Steven Dean (Brooklyn), A Plea to President Biden to Stop Perpetuating Racist Tax Policy:
Dear President Biden,
You have pledged to fight to rid our nation of systemic racism. I believe you mean that. But it seems that many in your administration do not. Or perhaps they simply underestimate your resolve.
When you announced your plan last week to rebuild our nation’s infrastructure, you showed a way to pay much of the cost with tax increases on corporations. You did not dwell on the complex details, yet you did take time to single out the Cayman Islands and Bermuda to blame for the failures of our corporate income tax. For reasons that I understand all too well, you identified the wrong culprits.
In your remarks, you explained that corporations had hidden profits in the Caymans and Bermuda. That may be true, in a sense. But it also encapsulated the racism and xenophobia you promised to purge from our political discourse. ...

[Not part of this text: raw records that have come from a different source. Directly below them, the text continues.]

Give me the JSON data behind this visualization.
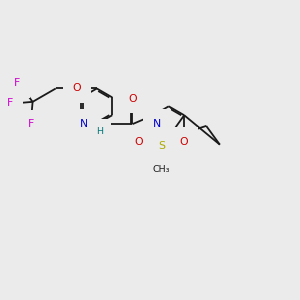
{
  "bg_color": "#ebebeb",
  "bond_color": "#1a1a1a",
  "bond_lw": 1.3,
  "dbo": 0.05,
  "atom_colors": {
    "F": "#cc00cc",
    "O": "#cc0000",
    "N": "#0000cc",
    "NH": "#0000cc",
    "H": "#007777",
    "S": "#aaaa00",
    "C": "#1a1a1a"
  },
  "fs": 7.8,
  "fs_small": 6.8
}
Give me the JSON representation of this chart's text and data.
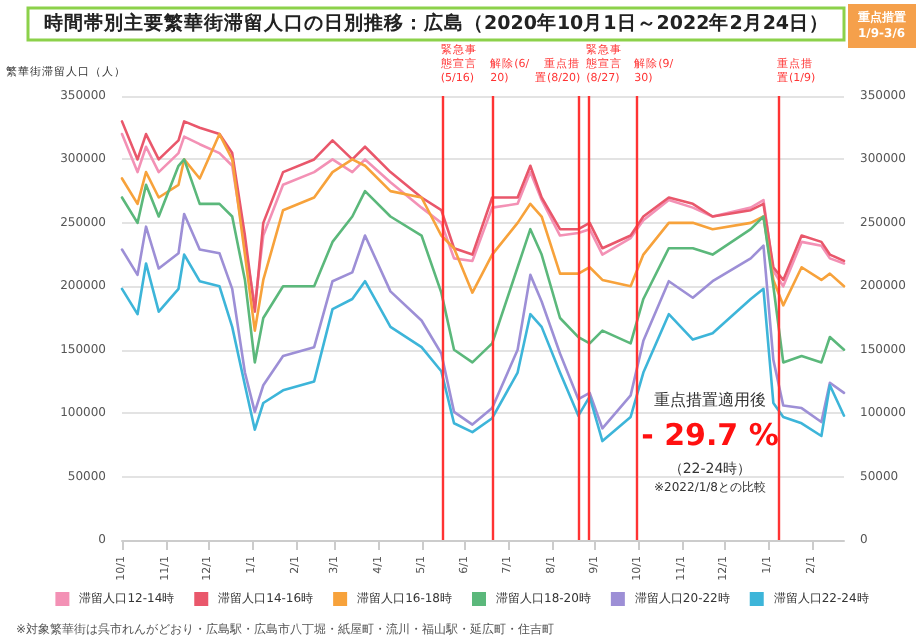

I blame your extraordinary team of tax specialists. When Paul Krugman joked that there were no tax experts that had not already joined your administration, I immediately thought of one whom they had not even had a conversation with until a few days ago.
With her acclaimed book The Whiteness of Wealth, Dorothy Brown showed the world what we tax nerds long suspected.

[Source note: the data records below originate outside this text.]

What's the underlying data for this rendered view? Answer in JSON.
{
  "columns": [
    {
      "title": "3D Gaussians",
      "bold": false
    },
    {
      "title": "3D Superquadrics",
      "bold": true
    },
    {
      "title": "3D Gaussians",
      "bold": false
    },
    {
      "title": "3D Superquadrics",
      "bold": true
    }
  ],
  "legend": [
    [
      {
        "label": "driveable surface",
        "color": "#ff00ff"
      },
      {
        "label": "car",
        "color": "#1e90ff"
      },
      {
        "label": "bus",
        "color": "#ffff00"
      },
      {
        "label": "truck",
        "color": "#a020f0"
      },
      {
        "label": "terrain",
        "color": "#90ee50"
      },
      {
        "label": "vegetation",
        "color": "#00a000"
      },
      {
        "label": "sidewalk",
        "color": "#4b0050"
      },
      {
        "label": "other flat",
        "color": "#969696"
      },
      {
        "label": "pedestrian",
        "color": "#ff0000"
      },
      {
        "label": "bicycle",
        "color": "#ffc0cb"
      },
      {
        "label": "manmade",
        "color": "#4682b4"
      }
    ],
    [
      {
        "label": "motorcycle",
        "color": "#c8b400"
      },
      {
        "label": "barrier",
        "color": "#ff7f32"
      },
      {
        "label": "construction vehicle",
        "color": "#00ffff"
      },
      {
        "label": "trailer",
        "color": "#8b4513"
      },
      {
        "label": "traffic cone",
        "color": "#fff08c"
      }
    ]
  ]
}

As Brown bluntly puts it: “When white and Black Americans engage in the exact same thing—marriage, homeownership, job, paying for college—tax policy advantages the white way of engaging in behavior while disadvantaging the Black way of engaging in the behavior.” While the long-standing IRS refusal to calculate statistics by race makes hard data scarce, nobody knows more about the ways racism affects our tax laws than Brown does. The reason your team snubbed her, despite your vow to challenge systemic racism, helps explain why they did not adequately warn you against using your bully pulpit to indict a pair of majority-Black countries for the failures of our global tax system without mentioning majority-white Ireland or Switzerland.
They simply don’t want to talk about race. Which is a problem. One of your first actions as president was issuing an executive order addressing systemic racism. For the first time, that will force our nation’s tax officials to acknowledge that the tax law may not only reflect but also exacerbate white privilege. ...
Even if you managed to completely vanquish racism in every other part of government, failing to address it in taxation would be a problem. That would be like replacing all our gas guzzlers with electric cars only to fuel them with coal-burning power plants. You can’t fix systemic racism without taking a hard look at—and sometimes being told a hard truth about—the laws that provide the fuel our government runs on.